According to Champion-Cain’s plea agreement, she never directly or indirectly instructed investor funds to be used in connection with the transfer of any liquor licenses. Instead, it said she used investor funds to pay back other investors, and embezzled funds to support her lifestyle and unrelated businesses despite promising investors their money would be safe in an escrow holding account.

Champion-Cain admitted to using at least $60 million in investor funds to meet payroll and other expenses for businesses she owned, and paid herself more than $2 million in cumulative salary since 2012. She also spent more than $640,000 for box seats at San Diego Padres baseball games, over $200,000 for box seats at San Diego Chargers football games, at least $745,000 to pay off credit card bills, and hundreds of thousands of dollars for automobiles and jewelry.
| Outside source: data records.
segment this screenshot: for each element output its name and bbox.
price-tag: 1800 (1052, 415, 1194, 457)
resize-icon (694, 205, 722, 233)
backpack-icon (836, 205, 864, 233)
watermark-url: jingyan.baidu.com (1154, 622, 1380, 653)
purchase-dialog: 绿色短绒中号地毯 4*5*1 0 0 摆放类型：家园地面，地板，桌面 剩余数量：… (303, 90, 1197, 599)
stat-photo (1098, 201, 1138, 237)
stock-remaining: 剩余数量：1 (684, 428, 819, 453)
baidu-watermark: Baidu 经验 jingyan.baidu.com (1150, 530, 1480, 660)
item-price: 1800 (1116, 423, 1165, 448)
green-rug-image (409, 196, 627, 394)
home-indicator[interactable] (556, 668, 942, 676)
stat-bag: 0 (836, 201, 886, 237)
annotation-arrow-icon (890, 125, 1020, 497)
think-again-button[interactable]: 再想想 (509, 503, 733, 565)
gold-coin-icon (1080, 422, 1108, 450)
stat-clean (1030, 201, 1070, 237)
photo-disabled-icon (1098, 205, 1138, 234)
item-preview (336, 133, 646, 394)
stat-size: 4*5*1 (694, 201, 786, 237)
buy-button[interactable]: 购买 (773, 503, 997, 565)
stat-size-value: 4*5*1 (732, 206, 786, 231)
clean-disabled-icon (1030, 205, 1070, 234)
Champion-Cain also greatly exaggerated her creditworthiness by sending a fabricated personal brokerage statement to a bank that falsely stated she owned more than $4.3 million in one stock when she really owned less than one-tenth of that amount.

The Southern District of California said Champion-Cain continued to try to cover up her crime after she and her co-conspirators caught wind of a government investigation into her by attempting to destroy incriminating evidence, such as documents, emails, video surveillance footage, and accounting records.

Champion-Cain was charged on one count each of securities fraud, obstruction of justice, and conspiracy, with the maximum penalty for each charge being five years in prison. She is scheduled to appear for sentencing on Oct. 13.